Ces accords sont aussi une victoire pour M. Netanyahu, et rapprochent Israël de son objectif d’être accepté dans la région.

«Encore une percée historique aujourd’hui!», avait tweeté vendredi le locataire de la Maison-Blanche, en annonçant l’accord entre Israël et Bahreïn qui intervient un mois après l’annonce de celui entre l’État hébreu et Abou Dhabi.

Colère des Palestiniens

Les Palestiniens ont eux appelé à des manifestations mardi pour dénoncer des accords «honteux».

Depuis 2002, le consensus régnait parmi les pays arabes sur le fait que la résolution du conflit israélo-palestinien était une condition sine qua non pour une normalisation des relations avec Israël, qui occupe la Cisjordanie et Jérusalem-Est depuis 1967. 

Avant cela, l’Égypte et la Jordanie ont signé des accords de paix avec l’État hébreu respectivement en 1979 et 1994.

«On a l’impression que nos pays se fréquentent maintenant», estime Fleur Hassan-Nahoum, maire adjointe de Jérusalem, soulignant une «soif de paix».

Dans les pays du Golfe cependant, la réaction à ces accords, considérés par les dirigeants palestiniens comme un «coup de poignard dans le dos», a été beaucoup plus modérée.

Dès l’annonce surprise de l’accord de normalisation entre les Émirats et Israël le 13 août, des divergences sont apparues sur l’interprétation de ses termes.

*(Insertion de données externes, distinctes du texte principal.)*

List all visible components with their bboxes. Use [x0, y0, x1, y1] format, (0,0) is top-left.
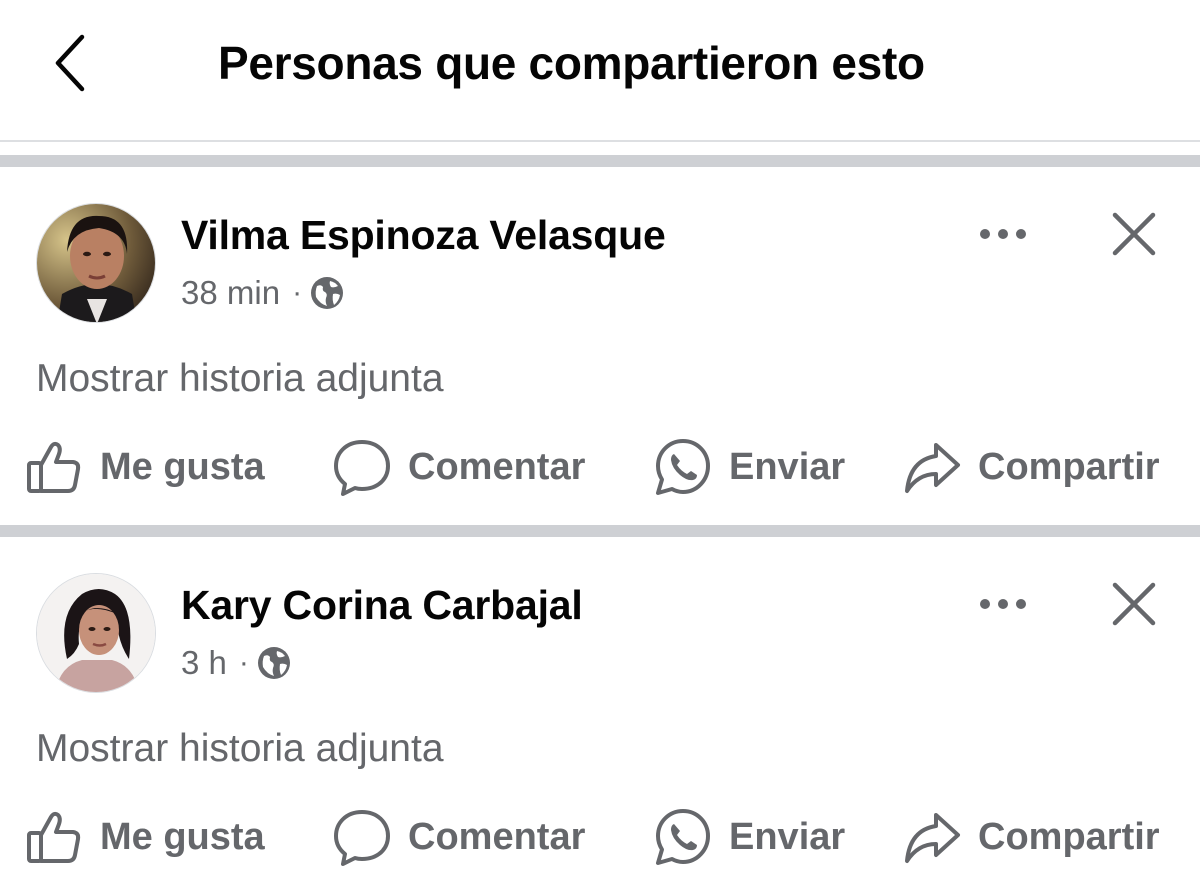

Aux yeux des Émirats, en échange de cet accord, Israël a accepté de «mettre fin à la poursuite de l’annexion des territoires palestiniens».

Mais le premier ministre israélien a lui affirmé que si l’annexion de pans de la Cisjordanie occupée était «reportée», Israël n’y avait «pas renoncé».

De même, M. Netanyahu a dit s’opposer, pour préserver la supériorité militaire de son pays dans la région, à la vente aux Émirats d’avions de chasse furtifs américains F-35 qu’Abou Dhabi veut acquérir.

«Apprendre à se connaître»

Pour les spécialistes, les parties sont en train d’«apprendre à se connaître» et cette phase pourrait être marquée par des querelles et des malentendus tout comme des déclarations d’affection.

«Ce sont des cultures sociales et politiques très différentes», juge Barbara Leaf, ambassadrice américaine à Abou Dhabi jusqu’en 2018 et désormais chercheuse à The Washington Institute for Near East Policy. «Ils vont maintenant se rencontrer et ce sera assez intéressant à regarder», dit-elle.

Alors que les parties se dirigent vers des territoires inexplorés, le cadre des accords qui seront signés mardi à la Maison-Blanche va définir les domaines de coopération, selon Moran Zaga, spécialiste du Golfe à l’Université de Haïfa, en Israël.

«Nous allons assister à un boom dans presque tous les domaines», prévoit-elle, citant «la science, la culture», ainsi que l’échange d’innombrables délégations d’hommes d’affaires et de diplomates.

«On n’a pas parlé de paix depuis 25 ans, c’est un mot qu’on n’a pas beaucoup entendu de mon vivant. C’est une chose que les Israéliens sont si enthousiastes de réentendre (...) et cela leur a donné un sentiment d’espoir», estime Mme Zaga.